The Enneagram is gaining popularity, and with that comes both good and bad. The good is that more and more people have access to this incredibly powerful and insightful tool. The bad is that many content creators on social media and the internet (both of which have enabled this proliferation) reduce the Enneagram to a simple typology and a system of stereotypes. Having only a surface-level understanding of the types as described by their average-level behaviors has led to many stereotypes, such as “All Nines are total doormats,” “Fours are just hopeless romantics,” and “Sixes are worry-warts.” Not only do these stereotypes point to the Ego-driven behaviors at lower Levels of Development, but they fail to acknowledge the beautiful complexity of personality. Taking the combinations of Type, Wing, Instinctual Stack, and Level of Development yields over a thousand possibilities. Add to that the influence of nurture and it becomes obvious that every person is unique, regardless of his or her Enneagram type. The purpose of the Enneagram isn’t to generalize and say that all people of a given type are the same, or that they’ll all be prone to the same bad behaviors. People of a given type will share thought patterns, motivations, coping mechanisms, and things they pay attention to, which will be predictive of their behaviors – but stereotyping about common lower-level behaviors is an unfortunate mistake.

 

To manipulate other people

There’s a fine line between using the Enneagram as a tool for understanding and relating to others and using it to manipulate other people. For example, my partner is a Two. I know that it’s important to him to be appreciated when he does things for me, so I bring extra awareness to something that is ordinarily in my blindspot (as a One, I don’t need appreciation the same way Twos do). I make a conscious effort to acknowledge and appreciate his giving, and I express my appreciation sincerely. If I were using it to manipulate him, I could provide insincere “Thank you”s and pats on the back because, perhaps, I want him to keep doing things for me and putting my needs first.
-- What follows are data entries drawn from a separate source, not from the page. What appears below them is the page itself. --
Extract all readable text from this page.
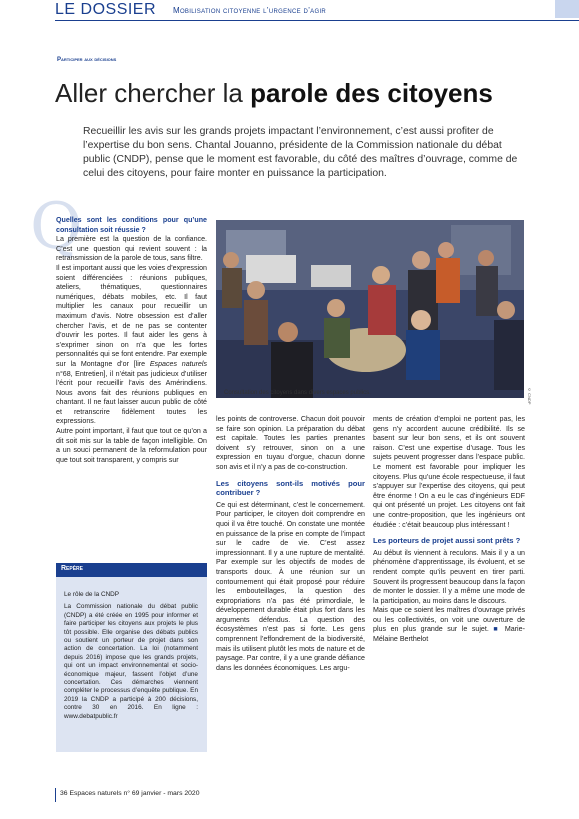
LE DOSSIER Mobilisation citoyenne l’urgence d’agir
Participer aux décisions
Aller chercher la parole des citoyens
Recueillir les avis sur les grands projets impactant l’environnement, c’est aussi profiter de l’expertise du bon sens. Chantal Jouanno, présidente de la Commission nationale du débat public (CNDP), pense que le moment est favorable, du côté des maîtres d’ouvrage, comme de celui des citoyens, pour faire monter en puissance la participation.
Q

Quelles sont les conditions pour qu’une consultation soit réussie ?

La première est la question de la confiance. C’est une question qui revient souvent : la retransmission de la parole de tous, sans filtre.

Il est important aussi que les voies d’expression soient différenciées : réunions publiques, ateliers, thématiques, questionnaires numériques, débats mobiles, etc. Il faut multiplier les canaux pour recueillir un maximum d’avis. Notre obsession est d’aller chercher l’avis, et de ne pas se contenter d’ouvrir les portes. Il faut aider les gens à s’exprimer sinon on n’a que les fortes personnalités qui se font entendre. Par exemple sur la Montagne d’or [lire Espaces naturels n°68, Entretien], il n’était pas judicieux d’utiliser l’écrit pour recueillir l’avis des Amérindiens. Nous avons fait des réunions publiques en chantant. Il ne faut laisser aucun public de côté et retranscrire fidèlement toutes les expressions.

Autre point important, il faut que tout ce qu’on a dit soit mis sur la table de façon intelligible. On a un souci permanent de la reformulation pour que tout soit transparent, y compris sur

Consultation des citoyens dans divers espaces publics.	© CNDP

les points de controverse. Chacun doit pouvoir se faire son opinion. La préparation du débat est capitale. Toutes les parties prenantes doivent s’y retrouver, sinon on a une expression en tuyau d’orgue, chacun donne son avis et il n’y a pas de co-construction.

Les citoyens sont-ils motivés pour contribuer ?

Ce qui est déterminant, c’est le concernement. Pour participer, le citoyen doit comprendre en quoi il va être touché. On constate une montée en puissance de la prise en compte de l’impact sur le cadre de vie. C’est assez impressionnant. Il y a une rupture de mentalité. Par exemple sur les objectifs de modes de transports doux. À une réunion sur un contournement qui était proposé pour réduire les embouteillages, la question des expropriations n’a pas été primordiale, le développement durable était plus fort dans les arguments défendus. La question des écosystèmes n’est pas si forte. Les gens comprennent l’effondrement de la biodiversité, mais ils utilisent plutôt les mots de nature et de paysage. Par contre, il y a une grande défiance dans les données économiques. Les argu-

ments de création d’emploi ne portent pas, les gens n’y accordent aucune crédibilité. Ils se basent sur leur bon sens, et ils ont souvent raison. C’est une expertise d’usage. Tous les sujets peuvent progresser dans l’espace public. Le moment est favorable pour impliquer les citoyens. Plus qu’une école respectueuse, il faut s’appuyer sur l’expertise des citoyens, qui peut être énorme ! On a eu le cas d’ingénieurs EDF qui ont présenté un projet. Les citoyens ont fait une contre-proposition, que les ingénieurs ont étudiée : c’était beaucoup plus intéressant !

Les porteurs de projet aussi sont prêts ?

Au début ils viennent à reculons. Mais il y a un phénomène d’apprentissage, ils évoluent, et se rendent compte qu’ils peuvent en tirer parti. Souvent ils progressent beaucoup dans la façon de monter le dossier. Il y a même une mode de la participation, au moins dans le discours.

Mais que ce soient les maîtres d’ouvrage privés ou les collectivités, on voit une ouverture de plus en plus grande sur le sujet. ■ Marie-Mélaine Berthelot

Repère
Le rôle de la CNDP
La Commission nationale du débat public (CNDP) a été créée en 1995 pour informer et faire participer les citoyens aux projets le plus tôt possible. Elle organise des débats publics ou soutient un porteur de projet dans son action de concertation. La loi (notamment depuis 2016) impose que les grands projets, qui ont un impact environnemental et socio-économique majeur, fassent l’objet d’une concertation. Ces démarches viennent compléter le processus d’enquête publique. En 2019 la CNDP a participé à 200 décisions, contre 30 en 2016. En ligne : www.debatpublic.fr
36 Espaces naturels n° 69 janvier - mars 2020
In my work with teams I observe this much less – usually people aren’t coming from a place of ill intent. However, it’s something to be cautious of for people who are savvy with it as a framework for understanding personality.

 

Ultimately, the Enneagram is a tool for self-understanding and personal growth. While I’ve identified here the main pitfalls I’ve observed in my work with teams, there are certainly other potential misuses (e.g., to tease other people). The gut check on how it’s being used is to ask the question, “Are we using the Enneagram to support our own development and to understand and empathize with others?” If the answer is yes, you’re on the right track.